思うに、仕事がちょっと辛くなったら我が診療所に逃げ込むだけの話なのであろう。
こんな病気?に健康保険を使っちゃっていいのだろうか?
最近、私の方もこのおじさんの対応に飽きてきて、今までのようにはいはいと愛想良く対応できなくなってきた。
「頭が痛い」「足がだるい」等とと訴えても「それって、いつもの事でしょ」と言って取り合わない。もちろん薬も出さない。
そうすると話が続いていかないので少々お困りのおじさんは、さすればとばかりにいろいろと別の症状を訴えるのである。
いくら身体の部分がたくさんあると言っても、次々と訴える症状を「それは大したことないでしょ」「それくらいの症状はみんなありますよ」と言って一刀両断に退けられると、だんだんと訴える症状が底をついて来る。
ちょうど「親類に不幸ごとがありまして」と遅刻の言い訳にしていた人の親戚が、ついに全員が死に絶えたようなものである・・って、ちょっと違うか。
本日も「ちょっとしんどくなって来たので・・」とお見えになった。
例によっていつもの症状を訴える、それを退けるのやりとりが繰り返され、う~んとばかりに考えたその方、横腹が妙に痛むと訴えられた。
ほう、それは初めての症状だな。
「何?今度は横腹も痛むんですか? そんなにあちこちが悪いのなら、ひょっとするとこの診療所では手に負えないかもしれませんね」
それはおじさんにとっては困るのである。
他の診療所が私と同じく、さして病気とも思えない症状を訴えて受診する度に相手をしてくれるとは限らない。
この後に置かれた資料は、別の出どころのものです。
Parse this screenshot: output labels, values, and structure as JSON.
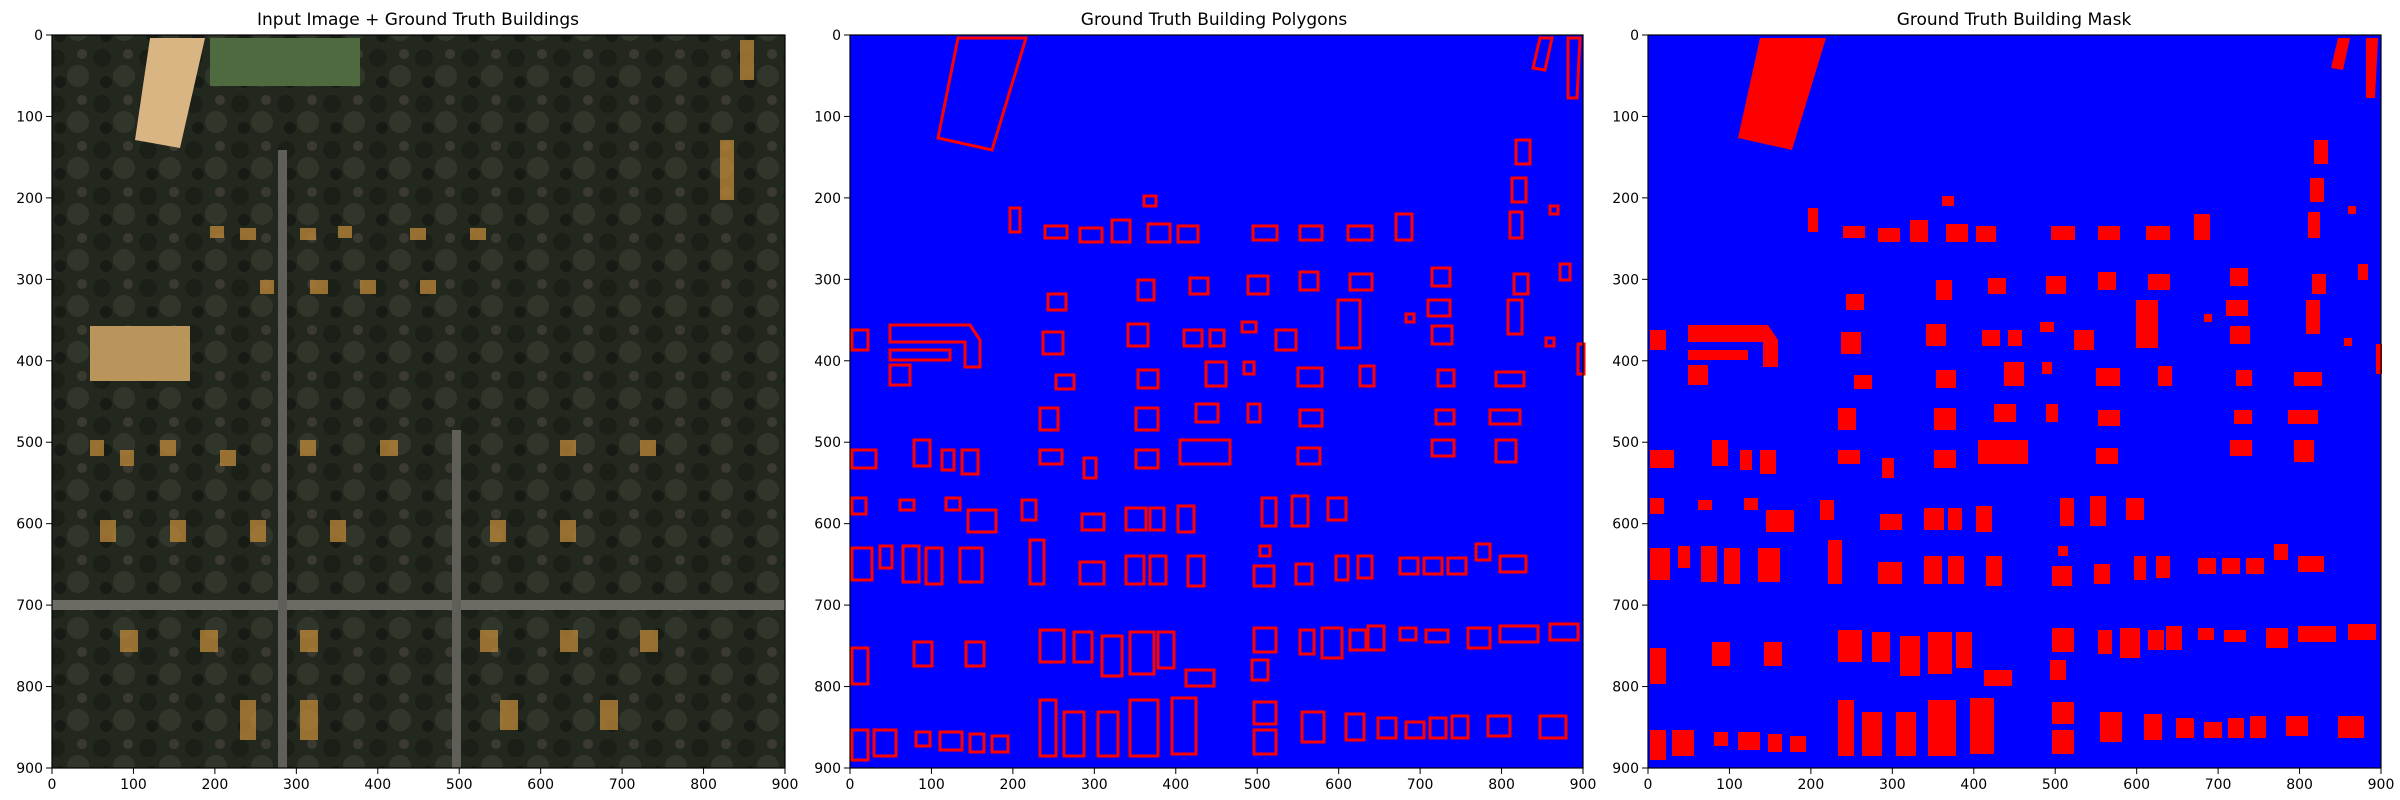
{
  "figure": {
    "panels": [
      {
        "title": "Input Image + Ground Truth Buildings"
      },
      {
        "title": "Ground Truth Building Polygons"
      },
      {
        "title": "Ground Truth Building Mask"
      }
    ]
  },
  "axes": {
    "xticks": [
      "0",
      "100",
      "200",
      "300",
      "400",
      "500",
      "600",
      "700",
      "800",
      "900"
    ],
    "yticks": [
      "0",
      "100",
      "200",
      "300",
      "400",
      "500",
      "600",
      "700",
      "800",
      "900"
    ]
  },
  "colors": {
    "background_blue": "#0000ff",
    "building_red": "#ff0000",
    "aerial_dark": "#2b2f26",
    "building_overlay": "#c08a3a"
  },
  "chart_data": [
    {
      "type": "heatmap",
      "title": "Input Image + Ground Truth Buildings",
      "xlim": [
        0,
        900
      ],
      "ylim": [
        900,
        0
      ],
      "content": "aerial image with building overlay"
    },
    {
      "type": "heatmap",
      "title": "Ground Truth Building Polygons",
      "xlim": [
        0,
        900
      ],
      "ylim": [
        900,
        0
      ],
      "content": "building outlines"
    },
    {
      "type": "heatmap",
      "title": "Ground Truth Building Mask",
      "xlim": [
        0,
        900
      ],
      "ylim": [
        900,
        0
      ],
      "content": "filled building mask"
    }
  ]
}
行き場所を失ってしまうと、仕事も休めなくなるかもしれないし。
「いや、痛かったんだけど、あれを飲んだらすぐに治った」
「そりゃよかったですね。で、あれって何?」
「あれ・・ほら、テレビで宣伝してて、薬局で売ってるドリンク・・えーと」
こんなやりとり、前に別の人でやった記憶があるなあ。
で、何を飲んだんだよ。
しばらくう~んと考えた後、「えーと、お、オロナイン!」
口の中がどうなってもしらんぞ。